As we mentioned last week, a long-time project for Wallover evolved after Crucible Steel approached the growing company with a problem. Crucible needed to find a better way to dispose of waste oil, which previously had been deposited into rivers. As it happens, this request did not simply happen in a vacuum. Throughout the 1960s, awareness regarding environmental issues steadily increased.
One might say that the decade of the 60s was book-ended by events that helped illuminate environmental concerns. The first event was the 1962 publication of Rachel Carson’s Silent Spring. Carson was not the first person to voice concerns about the use of powerful pesticides like DDT, but her book, tying together her scientific background with the easy-to-understand metaphor of a silent spring, made a powerful impact on the country. Chemical companies became the primary focal point after the book was published, but Carson’s book was powerful in that it encouraged people to ask more questions.

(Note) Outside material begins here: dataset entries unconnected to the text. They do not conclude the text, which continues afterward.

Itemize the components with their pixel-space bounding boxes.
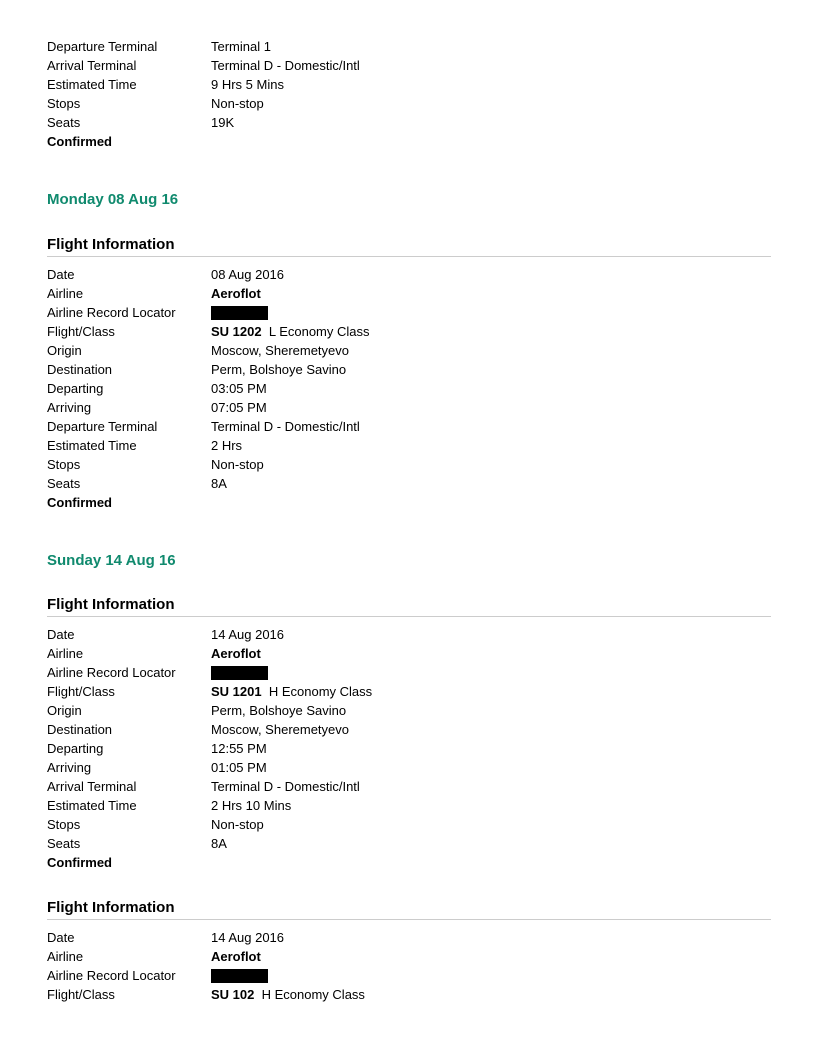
section-title: Flight Information xyxy=(47,899,175,916)
row-label: Departure Terminal xyxy=(47,419,158,434)
row-value: Aeroflot xyxy=(211,949,261,964)
redaction-block xyxy=(211,969,268,983)
row-value: Terminal D - Domestic/Intl xyxy=(211,58,360,73)
row-label: Estimated Time xyxy=(47,77,137,92)
status-confirmed: Confirmed xyxy=(47,495,112,510)
row-label: Origin xyxy=(47,343,82,358)
row-label: Departing xyxy=(47,741,104,756)
row-label: Departing xyxy=(47,381,104,396)
flight-number: SU 1201 xyxy=(211,684,262,699)
row-label: Airline xyxy=(47,949,84,964)
row-label: Airline Record Locator xyxy=(47,305,176,320)
row-value: 08 Aug 2016 xyxy=(211,267,285,282)
row-label: Estimated Time xyxy=(47,798,137,813)
flight-class: H Economy Class xyxy=(261,987,365,1002)
row-value: 01:05 PM xyxy=(211,760,267,775)
row-value xyxy=(211,663,268,682)
row-label: Arrival Terminal xyxy=(47,779,137,794)
day-heading: Monday 08 Aug 16 xyxy=(47,191,179,208)
row-value: Perm, Bolshoye Savino xyxy=(211,703,347,718)
row-value: 07:05 PM xyxy=(211,400,267,415)
row-label: Airline Record Locator xyxy=(47,665,176,680)
row-value: Aeroflot xyxy=(211,646,261,661)
row-value: 2 Hrs 10 Mins xyxy=(211,798,292,813)
row-label: Stops xyxy=(47,457,81,472)
divider xyxy=(47,616,771,617)
row-value: Non-stop xyxy=(211,817,264,832)
section-title: Flight Information xyxy=(47,236,175,253)
row-value: 14 Aug 2016 xyxy=(211,930,285,945)
row-label: Stops xyxy=(47,96,81,111)
row-label: Arriving xyxy=(47,400,92,415)
row-value: Non-stop xyxy=(211,96,264,111)
row-label: Estimated Time xyxy=(47,438,137,453)
row-value xyxy=(211,966,268,985)
row-value: Perm, Bolshoye Savino xyxy=(211,362,347,377)
flight-number: SU 102 xyxy=(211,987,255,1002)
row-value: Terminal D - Domestic/Intl xyxy=(211,419,360,434)
row-label: Airline Record Locator xyxy=(47,968,176,983)
row-label: Arriving xyxy=(47,760,92,775)
row-value xyxy=(211,985,365,1004)
section-title: Flight Information xyxy=(47,596,175,613)
row-value: 8A xyxy=(211,836,227,851)
row-label: Seats xyxy=(47,476,81,491)
row-label: Origin xyxy=(47,703,82,718)
row-value: Non-stop xyxy=(211,457,264,472)
day-heading: Sunday 14 Aug 16 xyxy=(47,552,176,569)
divider xyxy=(47,919,771,920)
row-value: 8A xyxy=(211,476,227,491)
row-value: Terminal D - Domestic/Intl xyxy=(211,779,360,794)
row-value: 2 Hrs xyxy=(211,438,243,453)
row-label: Date xyxy=(47,267,75,282)
row-label: Departure Terminal xyxy=(47,39,158,54)
row-label: Seats xyxy=(47,115,81,130)
row-label: Arrival Terminal xyxy=(47,58,137,73)
row-label: Seats xyxy=(47,836,81,851)
row-value xyxy=(211,303,268,322)
row-value: Terminal 1 xyxy=(211,39,271,54)
row-label: Destination xyxy=(47,722,113,737)
status-confirmed: Confirmed xyxy=(47,855,112,870)
flight-class: L Economy Class xyxy=(268,324,370,339)
row-value: Moscow, Sheremetyevo xyxy=(211,343,350,358)
row-value: 03:05 PM xyxy=(211,381,267,396)
row-label: Date xyxy=(47,627,75,642)
divider xyxy=(47,256,771,257)
status-confirmed: Confirmed xyxy=(47,134,112,149)
row-value: 12:55 PM xyxy=(211,741,267,756)
flight-number: SU 1202 xyxy=(211,324,262,339)
row-value: Moscow, Sheremetyevo xyxy=(211,722,350,737)
redaction-block xyxy=(211,306,268,320)
redaction-block xyxy=(211,666,268,680)
row-value: 19K xyxy=(211,115,235,130)
row-label: Airline xyxy=(47,646,84,661)
row-label: Date xyxy=(47,930,75,945)
row-value xyxy=(211,682,372,701)
row-label: Flight/Class xyxy=(47,324,115,339)
row-label: Flight/Class xyxy=(47,987,115,1002)
row-value xyxy=(211,322,370,341)
row-label: Stops xyxy=(47,817,81,832)
row-label: Flight/Class xyxy=(47,684,115,699)
row-label: Airline xyxy=(47,286,84,301)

President John F. Kennedy’s administration commissioned research that validated many of Carson’s findings, further adding fuel to the flame.
At the end of the decade, there was a terrible oil spill that, today, calls to mind more recent events like the Exxon Valdez oil spill and the BP oil spill in the Gulf Coast. In January, 1969, a Unocal rig spilled a whopping three million gallons of oil into the ocean off the coast of Santa Barbara. People saw images of oil-soaked birds and other wildlife. This event was perhaps even more powerful in driving attention to how American industry was impacting the environment. Unlike Rachel Carson’s book, which could be dismissed as propaganda by people who wanted to do so, the “Santa Barbara blowout” was unquestionably happening. The reality of the event could not be avoided.
Other figures also gained prominence during the 1960s through their efforts to draw attention to the environment. One example of such a person was Gaylord Nelson, who started the decade as governor of Wisconsin and then moved on to the US Senate. This article from Nelsonearthday.net describes how Nelson pressured the government and industries to take better care of all resources, both natural and human.
In between the publication of Silent Spring and the Santa Barbara blowout, Americans began raising more questions about air quality control and water quality control. It is not surprising that industries like the steel industry, of which Crucible was a major part, started to look for cleaner ways to do business during this time period. Wallover would continue to make efforts over the next several years to use environmentally friendly methodologies and to meet EPA standards for safety and sustainability, goals that continue to this day.